Before I could react, he flung open the stove’s door and with his bare hand reached into its white-hot belly, pulled out a piece of smoldering wood, and pressed the tip of the burning brand against the self-inflicted wound on his arm.
He threw back his head and unleashed an unearthly scream, but a madness greater than the pain guided his hand. The flames licked at the sleeve of his nightshirt, the fabric caught fire, and in a matter of seconds my father was engulfed in a fiery shroud of flame. His searing flesh ripped open, like faults in the earth splitting apart in an earthquake. Curiously bloodless cracks raced from boil to boil, and out of these fissures poured the creatures infesting him. They cascaded from his weeping eyes; they gushed from his nose; they streamed from his ears; they flooded from his open mouth. He fell back against the sink, and the ravenous fire leapt to the curtains.

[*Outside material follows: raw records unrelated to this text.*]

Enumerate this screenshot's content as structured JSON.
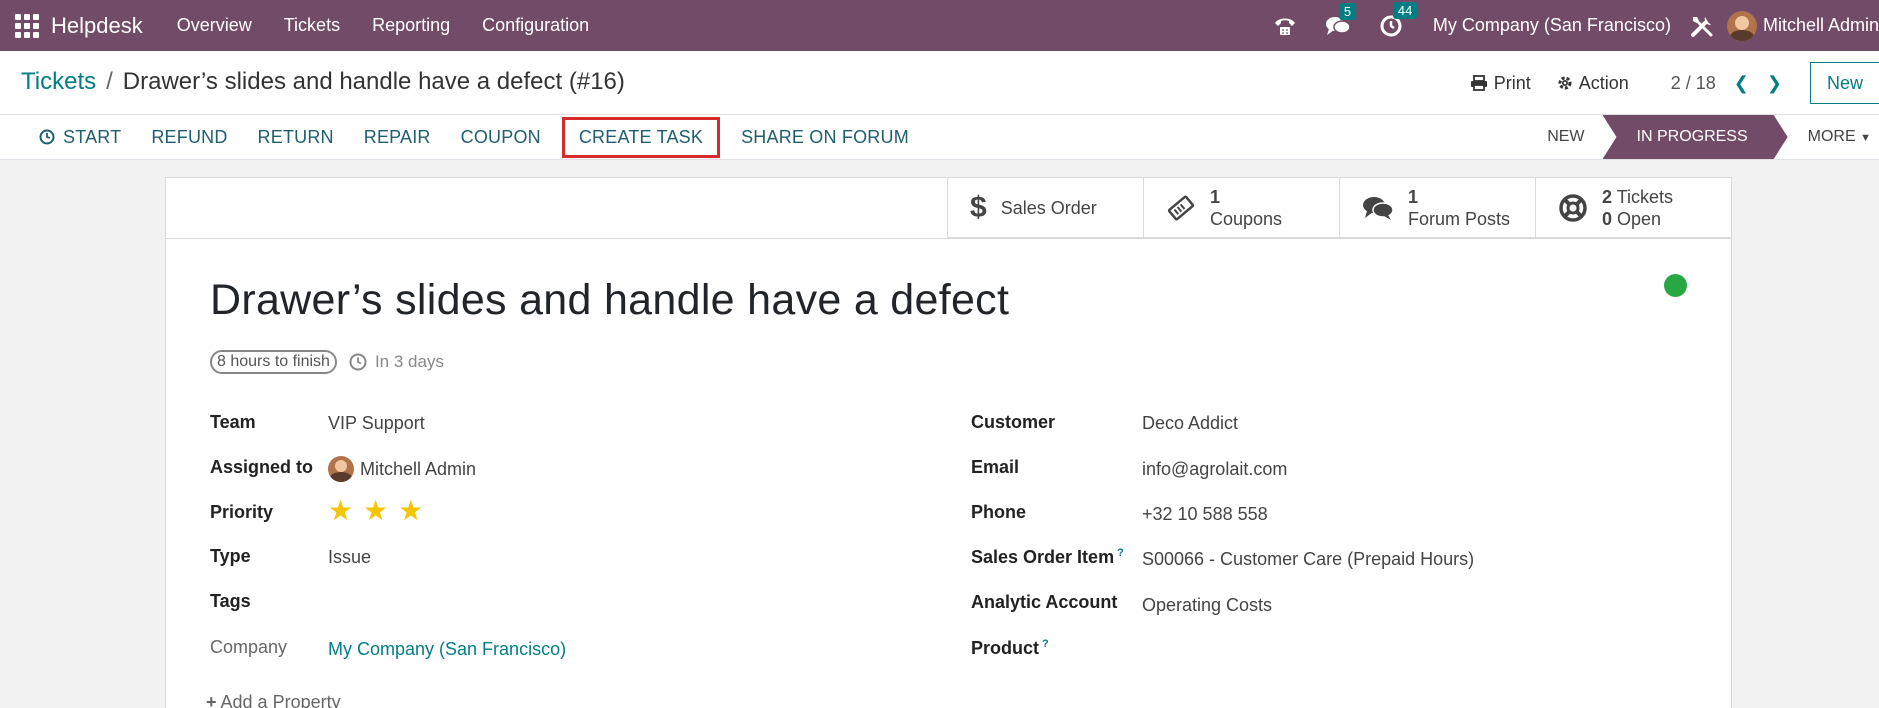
{
  "navbar": {
    "brand": "Helpdesk",
    "menu": [
      "Overview",
      "Tickets",
      "Reporting",
      "Configuration"
    ],
    "messages_count": "5",
    "activities_count": "44",
    "company": "My Company (San Francisco)",
    "user": "Mitchell Admin"
  },
  "breadcrumb": {
    "parent": "Tickets",
    "separator": "/",
    "current": "Drawer’s slides and handle have a defect (#16)"
  },
  "control": {
    "print_label": "Print",
    "action_label": "Action",
    "pager": "2 / 18",
    "new_label": "New"
  },
  "actions": {
    "start": "START",
    "refund": "REFUND",
    "return": "RETURN",
    "repair": "REPAIR",
    "coupon": "COUPON",
    "create_task": "CREATE TASK",
    "share_forum": "SHARE ON FORUM"
  },
  "stages": {
    "new": "NEW",
    "in_progress": "IN PROGRESS",
    "more": "MORE"
  },
  "smart_buttons": {
    "sales_order": "Sales Order",
    "coupons_count": "1",
    "coupons_label": "Coupons",
    "forum_count": "1",
    "forum_label": "Forum Posts",
    "tickets_count": "2",
    "tickets_label": "Tickets",
    "open_count": "0",
    "open_label": "Open"
  },
  "ticket": {
    "title": "Drawer’s slides and handle have a defect",
    "sla": "8 hours to finish",
    "deadline": "In 3 days"
  },
  "fields_left": {
    "team_label": "Team",
    "team": "VIP Support",
    "assigned_label": "Assigned to",
    "assigned": "Mitchell Admin",
    "priority_label": "Priority",
    "priority_stars": 3,
    "type_label": "Type",
    "type": "Issue",
    "tags_label": "Tags",
    "company_label": "Company",
    "company": "My Company (San Francisco)"
  },
  "fields_right": {
    "customer_label": "Customer",
    "customer": "Deco Addict",
    "email_label": "Email",
    "email": "info@agrolait.com",
    "phone_label": "Phone",
    "phone": "+32 10 588 558",
    "so_item_label": "Sales Order Item",
    "so_item": "S00066 - Customer Care (Prepaid Hours)",
    "analytic_label": "Analytic Account",
    "analytic": "Operating Costs",
    "product_label": "Product"
  },
  "add_property": "Add a Property",
  "colors": {
    "brand": "#714b67",
    "accent": "#017e84",
    "highlight": "#d62b2b",
    "status_ok": "#28a745",
    "star": "#f3c600"
  }
}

I screamed for my mother as smoke and the stench of burning flesh filled the little room. She rushed into the kitchen carrying one of my blankets, which she proceeded to slap at my father’s writhing form, all the while screaming hysterically for me to run. By now the flames had crawled up the wall to caress the ceiling timbers. The smoke was chokingly thick, and I flung open the door behind me to allow it to escape, but allowing instead a fresh influx of air for the greedy lungs of the fire. Through the opaque screen of smoke and spinning soot, I saw my father lunge for her, and that was the last I saw of my parents while they lived, enfolded in each other’s arms, my mother trying in vain to extricate herself from his clutches, as the fire enfolded them in its.